Suffolk County Corvette police cruiser sparks viral reaction online
A Suffolk police Corvette wrapped in department markings drew sharp online backlash. The company behind it said the county paid nothing and that the car came from a DWI seizure.

A Chevrolet Corvette wrapped in Suffolk County Police Department markings set off a viral reaction online, with many residents fixated on the same question: why is there a sports car in a police fleet at all? The back of the vehicle says, “DWI Seizure - Seized Under Suffolk County Local DWI Law,” turning the flashy car into a symbol of both police enforcement and public scrutiny.
The images were posted Sunday, April 26, 2026, by CMJ Enterprises LLC, a Lindenhurst-based company that said it had recently wrapped the Corvette for Suffolk police. The company said online that “the county did not pay for this vehicle” and that it “saved the tax payers money,” a response aimed directly at commenters who assumed the car had been purchased with public funds. In another online comment quoted by AOL, CMJ Enterprises said, “SOME DRUNK GUY bought this,” suggesting the vehicle was obtained through a seizure rather than a normal county purchase.

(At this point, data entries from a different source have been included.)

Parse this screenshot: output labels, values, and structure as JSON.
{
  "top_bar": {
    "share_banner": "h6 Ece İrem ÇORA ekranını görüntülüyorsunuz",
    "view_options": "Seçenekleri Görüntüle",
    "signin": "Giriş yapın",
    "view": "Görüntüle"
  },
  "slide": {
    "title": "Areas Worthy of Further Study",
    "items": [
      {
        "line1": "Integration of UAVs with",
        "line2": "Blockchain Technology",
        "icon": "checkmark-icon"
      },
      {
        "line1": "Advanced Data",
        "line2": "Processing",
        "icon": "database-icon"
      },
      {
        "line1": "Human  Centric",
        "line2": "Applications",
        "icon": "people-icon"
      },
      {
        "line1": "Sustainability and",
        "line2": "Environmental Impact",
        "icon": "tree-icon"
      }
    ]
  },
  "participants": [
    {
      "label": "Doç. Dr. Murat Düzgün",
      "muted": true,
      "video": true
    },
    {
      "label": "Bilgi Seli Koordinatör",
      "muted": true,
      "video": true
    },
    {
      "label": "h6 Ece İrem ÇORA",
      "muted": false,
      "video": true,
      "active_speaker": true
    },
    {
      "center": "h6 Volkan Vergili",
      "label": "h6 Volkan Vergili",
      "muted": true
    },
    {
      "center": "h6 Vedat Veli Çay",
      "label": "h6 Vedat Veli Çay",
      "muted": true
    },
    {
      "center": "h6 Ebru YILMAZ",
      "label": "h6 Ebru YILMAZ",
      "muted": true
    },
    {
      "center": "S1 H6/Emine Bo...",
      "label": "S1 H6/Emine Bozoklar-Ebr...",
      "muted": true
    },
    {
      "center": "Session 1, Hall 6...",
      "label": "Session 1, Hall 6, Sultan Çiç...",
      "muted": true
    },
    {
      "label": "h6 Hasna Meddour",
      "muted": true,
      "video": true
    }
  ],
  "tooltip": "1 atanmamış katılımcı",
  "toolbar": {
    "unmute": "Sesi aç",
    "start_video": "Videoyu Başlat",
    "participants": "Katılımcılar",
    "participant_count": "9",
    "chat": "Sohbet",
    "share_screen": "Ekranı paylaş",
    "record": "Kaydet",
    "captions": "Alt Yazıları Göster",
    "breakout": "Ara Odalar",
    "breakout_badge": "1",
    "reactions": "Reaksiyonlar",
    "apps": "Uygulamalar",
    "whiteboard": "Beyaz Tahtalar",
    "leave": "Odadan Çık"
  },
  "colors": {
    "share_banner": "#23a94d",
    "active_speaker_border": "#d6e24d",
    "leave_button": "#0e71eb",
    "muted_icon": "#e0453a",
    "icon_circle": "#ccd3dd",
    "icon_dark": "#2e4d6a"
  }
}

That explanation fits Suffolk County’s vehicle-seizure rules, which allow police to seize vehicles in certain intoxicated-driving cases, including DWI with a prior conviction. County rules say the process can include notice, a hearing and possible forfeiture action, giving the county a legal pathway to take possession of a car tied to an arrest. In that context, the Corvette appears less like a luxury addition to the fleet than evidence of a seizure case that has been turned into a marked police vehicle.
Still, Suffolk police have not publicly laid out the car’s purpose. The department told News 12 that an announcement about any new vehicle and its intended use would come later, while Newsday reported that police declined to comment on the Corvette’s existence when asked. That silence has left residents to debate the optics: a high-performance car in department colors may make a point about impaired driving, but it also raises immediate questions about spending, priorities and how far police should go in turning seized property into public-facing displays.

For now, the Corvette’s message is as much about enforcement as it is about image. Suffolk County says seizure cases can move through formal legal steps before forfeiture is finalized, and the county has not yet detailed what role the vehicle will play once the department decides how to use it. Until then, the viral car stands as a visible reminder of how a local DWI case can end up on the streets of Long Island in police markings.